Depuis que le règne dispendieux de Louis XIV a mis les miroirs à l'honneur dans les intérieurs aristocratiques, les importations de glaces de Venise ont pris en France une telle extension qu'elles inquiètent le ministre des Finances. A juste titre, leur prix élevé provoquant une hémorragie de devises, dont l'économie du pays se serait bien passée. Afin d'obtenir ce marché, Colbert a envoyé des espions à Murano pour débaucher les meilleurs ouvriers. La police de la Sérénissime avait parqué les maîtres verriers sur une île de la lagune, dans le but évident de mieux les surveiller.
Ancien conservateur aux Archives nationales, créateur et directeur des archives de Saint-Gobain (depuis 1991, à la tête des relations générales du groupe), Maurice Hamon nous raconte comment le miroir est venu en France : «En mai 1665, Colbert expédie à Venise un agent secret pour organiser la fuite de verriers vers Paris. Il y aura en tout trois expéditions de débauchage, qui vont entraîner des sanctions de la part des inquisiteurs de la Sérénissime.»
Pour décider les ouvriers qualifiés à s'expatrier, le ministre des Finances n'a pas lésiné sur les moyens. Il leur accorde notamment des privilèges personnels considérables : exemption d'impôts, juridiction spéciale pour les administrer, et un salaire fort au-dessus de la moyenne. A l'époque, le prix d'un beau miroir au mercure équivaut environ à 800 journées de travail d'un manoeuvre ordinaire. Ce qui était justifié par les difficultés de sa fabrication, et surtout par le danger qu'elle représente. Soumis aux vapeurs nocives du mercure, un artisan miroitier dépassait rarement l'âge de 30 ans. Le procédé sera interdit à partir de 1850, avec la découverte de la technique moderne de l'argenterie.

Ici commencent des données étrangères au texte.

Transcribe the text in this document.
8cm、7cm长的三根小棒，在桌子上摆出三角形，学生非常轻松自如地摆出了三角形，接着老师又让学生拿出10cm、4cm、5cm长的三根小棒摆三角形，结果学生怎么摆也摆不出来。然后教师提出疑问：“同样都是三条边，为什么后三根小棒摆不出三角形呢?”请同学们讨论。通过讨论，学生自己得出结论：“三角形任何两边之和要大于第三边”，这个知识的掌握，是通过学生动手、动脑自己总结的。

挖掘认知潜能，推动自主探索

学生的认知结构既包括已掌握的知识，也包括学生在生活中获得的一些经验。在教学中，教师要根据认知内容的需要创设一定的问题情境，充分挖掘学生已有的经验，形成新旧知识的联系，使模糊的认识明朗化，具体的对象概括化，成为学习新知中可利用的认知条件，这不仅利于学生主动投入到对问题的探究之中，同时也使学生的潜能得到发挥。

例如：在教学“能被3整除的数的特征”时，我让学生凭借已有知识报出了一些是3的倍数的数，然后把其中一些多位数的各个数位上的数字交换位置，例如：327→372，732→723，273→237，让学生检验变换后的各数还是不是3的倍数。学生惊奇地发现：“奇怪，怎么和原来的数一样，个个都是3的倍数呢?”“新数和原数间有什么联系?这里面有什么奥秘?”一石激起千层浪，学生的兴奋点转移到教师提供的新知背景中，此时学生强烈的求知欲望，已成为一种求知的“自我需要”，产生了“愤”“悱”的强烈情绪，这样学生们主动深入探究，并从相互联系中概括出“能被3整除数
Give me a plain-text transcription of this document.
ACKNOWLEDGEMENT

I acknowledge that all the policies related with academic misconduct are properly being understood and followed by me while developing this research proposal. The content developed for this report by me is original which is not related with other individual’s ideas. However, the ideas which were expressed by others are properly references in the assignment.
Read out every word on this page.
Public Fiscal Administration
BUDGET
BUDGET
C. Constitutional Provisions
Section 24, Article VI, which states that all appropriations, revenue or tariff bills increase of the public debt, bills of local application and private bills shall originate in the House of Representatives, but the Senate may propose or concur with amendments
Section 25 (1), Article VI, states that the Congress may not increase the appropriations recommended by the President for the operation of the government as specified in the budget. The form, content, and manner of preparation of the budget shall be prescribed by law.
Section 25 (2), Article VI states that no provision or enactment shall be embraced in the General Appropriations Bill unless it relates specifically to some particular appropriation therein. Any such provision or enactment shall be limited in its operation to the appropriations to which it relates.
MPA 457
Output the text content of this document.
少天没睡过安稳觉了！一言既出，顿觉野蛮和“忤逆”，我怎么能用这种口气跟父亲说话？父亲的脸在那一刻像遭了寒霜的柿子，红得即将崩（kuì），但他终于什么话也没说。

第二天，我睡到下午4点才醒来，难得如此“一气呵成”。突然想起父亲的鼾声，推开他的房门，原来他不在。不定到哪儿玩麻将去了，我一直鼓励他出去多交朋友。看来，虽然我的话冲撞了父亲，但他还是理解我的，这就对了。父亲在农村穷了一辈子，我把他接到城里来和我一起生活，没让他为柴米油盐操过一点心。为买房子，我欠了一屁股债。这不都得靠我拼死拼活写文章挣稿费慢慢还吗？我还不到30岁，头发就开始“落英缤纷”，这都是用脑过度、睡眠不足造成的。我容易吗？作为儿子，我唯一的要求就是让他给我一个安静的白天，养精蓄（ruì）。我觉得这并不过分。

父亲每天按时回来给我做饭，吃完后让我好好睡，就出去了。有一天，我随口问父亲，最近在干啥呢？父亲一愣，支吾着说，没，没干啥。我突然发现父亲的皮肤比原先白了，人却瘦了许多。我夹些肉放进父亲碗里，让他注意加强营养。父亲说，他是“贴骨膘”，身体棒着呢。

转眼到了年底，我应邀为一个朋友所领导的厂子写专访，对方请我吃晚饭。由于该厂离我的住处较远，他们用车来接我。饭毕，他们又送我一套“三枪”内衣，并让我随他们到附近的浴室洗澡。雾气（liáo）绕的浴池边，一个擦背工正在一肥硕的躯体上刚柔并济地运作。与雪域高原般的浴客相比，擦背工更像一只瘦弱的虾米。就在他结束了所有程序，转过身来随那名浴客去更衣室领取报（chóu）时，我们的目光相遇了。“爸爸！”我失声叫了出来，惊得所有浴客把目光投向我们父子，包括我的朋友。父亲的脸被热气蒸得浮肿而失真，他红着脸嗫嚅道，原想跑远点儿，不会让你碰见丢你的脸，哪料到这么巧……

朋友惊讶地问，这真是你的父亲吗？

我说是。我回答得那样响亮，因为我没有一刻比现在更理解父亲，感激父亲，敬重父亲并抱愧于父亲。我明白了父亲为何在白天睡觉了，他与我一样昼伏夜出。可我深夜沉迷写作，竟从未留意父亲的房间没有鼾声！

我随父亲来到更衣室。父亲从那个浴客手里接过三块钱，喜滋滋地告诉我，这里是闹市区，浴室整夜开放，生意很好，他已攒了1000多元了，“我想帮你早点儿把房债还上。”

Maurice Hamon poursuit : «Deux des meilleurs ouvriers de la communauté des verriers du faubourg Saint-Antoine vont mourir de façon très mystérieuse... Sans doute empoisonnés. Colbert réclame une autopsie. Les Vénitiens de Paris sont traumatisés. L'ambassadeur de Venise, Giustiniani, tergiverse et, finalement, à force d'argent et de promesses de pardon, il réussit à rapatrier presque toute la petite colonie vers la mère patrie. Sans que personne ait trahi le secret de la fabrication du miroir.»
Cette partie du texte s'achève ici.